Walton Thomas, Tsui Darin, Fogel Lauren, Huard Dustin J E, Chagas Rafael Siqueira, Lieberman Raquel L, Aghazadeh Amirali
School of Electrical and Computer Engineering, Georgia Institute of Technology.
School of Chemistry and Biochemistry, Georgia Institute of Technology.
bioRxiv. 2025 Jun 24:2025.06.17.660210. doi: 10.1101/2025.06.17.660210.
Missense mutations in the gene, particularly those affecting the olfactomedin (OLF) domain of the myocilin protein, can be causal for open-angle glaucoma-a leading cause of irreversible blindness. However, predicting the pathogenicity of these mutations remains challenging due to the complex effects of toxic gain-of-function variants and the scarcity of labeled clinical data. Herein, we present GOLF, a generative AI framework for assessing and explaining the pathogenicity of OLF domain variants.

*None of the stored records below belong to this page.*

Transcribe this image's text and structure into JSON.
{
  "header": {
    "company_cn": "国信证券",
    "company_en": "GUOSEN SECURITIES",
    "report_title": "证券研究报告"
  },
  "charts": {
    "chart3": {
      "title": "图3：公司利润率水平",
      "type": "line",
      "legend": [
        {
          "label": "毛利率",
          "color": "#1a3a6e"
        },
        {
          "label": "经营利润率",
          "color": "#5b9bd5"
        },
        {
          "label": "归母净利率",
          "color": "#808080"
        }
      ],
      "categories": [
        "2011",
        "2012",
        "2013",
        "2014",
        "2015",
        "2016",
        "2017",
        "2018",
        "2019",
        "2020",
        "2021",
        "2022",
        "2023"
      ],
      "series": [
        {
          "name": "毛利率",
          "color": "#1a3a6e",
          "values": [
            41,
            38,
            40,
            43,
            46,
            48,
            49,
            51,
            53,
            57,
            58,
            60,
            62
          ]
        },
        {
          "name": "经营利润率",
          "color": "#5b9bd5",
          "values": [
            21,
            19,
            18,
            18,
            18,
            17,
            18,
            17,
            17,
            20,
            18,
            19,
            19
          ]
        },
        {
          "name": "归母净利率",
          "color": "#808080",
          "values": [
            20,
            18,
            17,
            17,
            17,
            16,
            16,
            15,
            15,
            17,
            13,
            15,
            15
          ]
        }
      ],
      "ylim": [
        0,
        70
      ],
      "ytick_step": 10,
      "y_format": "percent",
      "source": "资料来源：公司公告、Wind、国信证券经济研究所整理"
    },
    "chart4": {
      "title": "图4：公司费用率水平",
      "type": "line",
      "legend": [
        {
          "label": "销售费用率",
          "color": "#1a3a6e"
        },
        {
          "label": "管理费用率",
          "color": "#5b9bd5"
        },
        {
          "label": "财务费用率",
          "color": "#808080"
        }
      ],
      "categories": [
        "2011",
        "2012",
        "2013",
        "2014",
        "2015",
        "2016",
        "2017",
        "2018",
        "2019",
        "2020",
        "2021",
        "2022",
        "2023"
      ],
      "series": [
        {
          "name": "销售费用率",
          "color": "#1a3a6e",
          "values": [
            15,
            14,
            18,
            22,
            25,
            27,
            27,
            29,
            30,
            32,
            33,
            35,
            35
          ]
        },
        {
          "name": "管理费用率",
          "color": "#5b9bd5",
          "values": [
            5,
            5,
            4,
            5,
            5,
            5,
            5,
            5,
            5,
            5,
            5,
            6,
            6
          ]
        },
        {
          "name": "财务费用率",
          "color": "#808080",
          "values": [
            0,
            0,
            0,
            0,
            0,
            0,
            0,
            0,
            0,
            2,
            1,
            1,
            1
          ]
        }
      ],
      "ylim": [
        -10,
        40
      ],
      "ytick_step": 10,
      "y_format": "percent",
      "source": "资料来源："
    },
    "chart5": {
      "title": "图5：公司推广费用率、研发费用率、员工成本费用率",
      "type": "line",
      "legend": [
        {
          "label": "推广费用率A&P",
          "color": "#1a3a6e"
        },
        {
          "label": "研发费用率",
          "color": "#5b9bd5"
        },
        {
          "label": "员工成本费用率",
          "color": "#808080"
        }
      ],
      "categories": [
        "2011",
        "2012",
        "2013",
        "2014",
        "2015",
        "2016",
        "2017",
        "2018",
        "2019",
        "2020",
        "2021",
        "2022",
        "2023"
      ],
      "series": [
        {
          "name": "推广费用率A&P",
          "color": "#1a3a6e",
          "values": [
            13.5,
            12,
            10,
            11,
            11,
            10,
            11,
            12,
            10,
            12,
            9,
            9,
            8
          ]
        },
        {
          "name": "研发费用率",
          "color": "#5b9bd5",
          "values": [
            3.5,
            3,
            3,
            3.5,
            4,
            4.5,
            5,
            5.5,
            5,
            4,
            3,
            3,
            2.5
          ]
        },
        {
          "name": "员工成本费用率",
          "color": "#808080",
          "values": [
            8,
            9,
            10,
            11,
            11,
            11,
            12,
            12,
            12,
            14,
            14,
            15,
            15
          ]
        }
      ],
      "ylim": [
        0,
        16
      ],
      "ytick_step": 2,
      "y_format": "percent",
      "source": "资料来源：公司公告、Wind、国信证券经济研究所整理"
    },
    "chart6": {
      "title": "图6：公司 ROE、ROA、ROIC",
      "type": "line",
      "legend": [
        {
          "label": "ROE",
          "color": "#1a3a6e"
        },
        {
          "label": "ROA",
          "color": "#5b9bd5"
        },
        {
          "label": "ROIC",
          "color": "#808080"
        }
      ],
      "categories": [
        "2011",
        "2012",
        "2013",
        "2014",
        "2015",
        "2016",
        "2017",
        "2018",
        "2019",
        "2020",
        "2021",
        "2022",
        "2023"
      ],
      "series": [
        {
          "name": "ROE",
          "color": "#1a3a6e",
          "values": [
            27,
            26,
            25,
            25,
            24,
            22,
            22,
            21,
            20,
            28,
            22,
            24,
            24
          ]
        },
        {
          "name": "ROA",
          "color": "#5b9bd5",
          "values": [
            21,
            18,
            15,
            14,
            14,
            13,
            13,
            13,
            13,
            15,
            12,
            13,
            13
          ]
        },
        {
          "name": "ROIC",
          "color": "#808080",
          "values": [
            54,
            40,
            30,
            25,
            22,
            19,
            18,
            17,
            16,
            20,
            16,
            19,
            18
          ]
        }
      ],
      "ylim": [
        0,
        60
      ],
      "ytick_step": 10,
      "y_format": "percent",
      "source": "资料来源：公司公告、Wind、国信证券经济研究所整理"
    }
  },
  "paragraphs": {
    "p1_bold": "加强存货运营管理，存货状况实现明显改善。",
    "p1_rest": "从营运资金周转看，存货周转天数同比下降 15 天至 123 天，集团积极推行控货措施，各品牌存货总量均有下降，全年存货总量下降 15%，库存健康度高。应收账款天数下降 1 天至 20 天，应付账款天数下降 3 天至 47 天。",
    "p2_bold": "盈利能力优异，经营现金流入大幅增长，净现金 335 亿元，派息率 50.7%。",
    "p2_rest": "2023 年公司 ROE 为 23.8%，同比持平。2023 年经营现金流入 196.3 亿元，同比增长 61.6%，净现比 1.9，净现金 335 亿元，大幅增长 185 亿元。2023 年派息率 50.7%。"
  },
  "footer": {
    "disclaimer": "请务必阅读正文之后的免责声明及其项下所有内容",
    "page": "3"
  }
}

GOLF collects and curates a comprehensive dataset of OLF homologs and trains generative models that predict the effect of monoallelic missense mutations. While these models exhibit diverse predictive behaviors, they collectively achieve accurate classification of known pathogenic and benign variants. To interpret their decision mechanisms, GOLF uses a sparse autoencoder (SAE) that reveals the underlying biochemical features exploited by the generative models to predict variant effects. GOLF enables accurate evaluation of disease-causing mutations, supporting early genetic risk stratification for glaucoma and facilitating interpretable investigations into the molecular basis of pathogenic variants.
该基因中的错义突变,尤其是那些影响肌纤蛋白嗅觉介质(OLF)结构域的突变,可能是开角型青光眼的病因,开角型青光眼是不可逆失明的主要原因。然而,由于毒性功能获得性变体的复杂影响以及标记临床数据的稀缺,预测这些突变的致病性仍然具有挑战性。在此,我们展示了GOLF,这是一个用于评估和解释OLF结构域变体致病性的生成式人工智能框架。GOLF收集并整理了一个全面的OLF同源物数据集,并训练生成模型来预测单等位基因错义突变的影响。虽然这些模型表现出不同的预测行为,但它们共同实现了对已知致病和良性变体的准确分类。为了解释它们的决策机制,GOLF使用了一个稀疏自动编码器(SAE),该编码器揭示了生成模型用于预测变体效应的潜在生化特征。GOLF能够准确评估致病突变,支持青光眼的早期遗传风险分层,并促进对致病变体分子基础的可解释研究。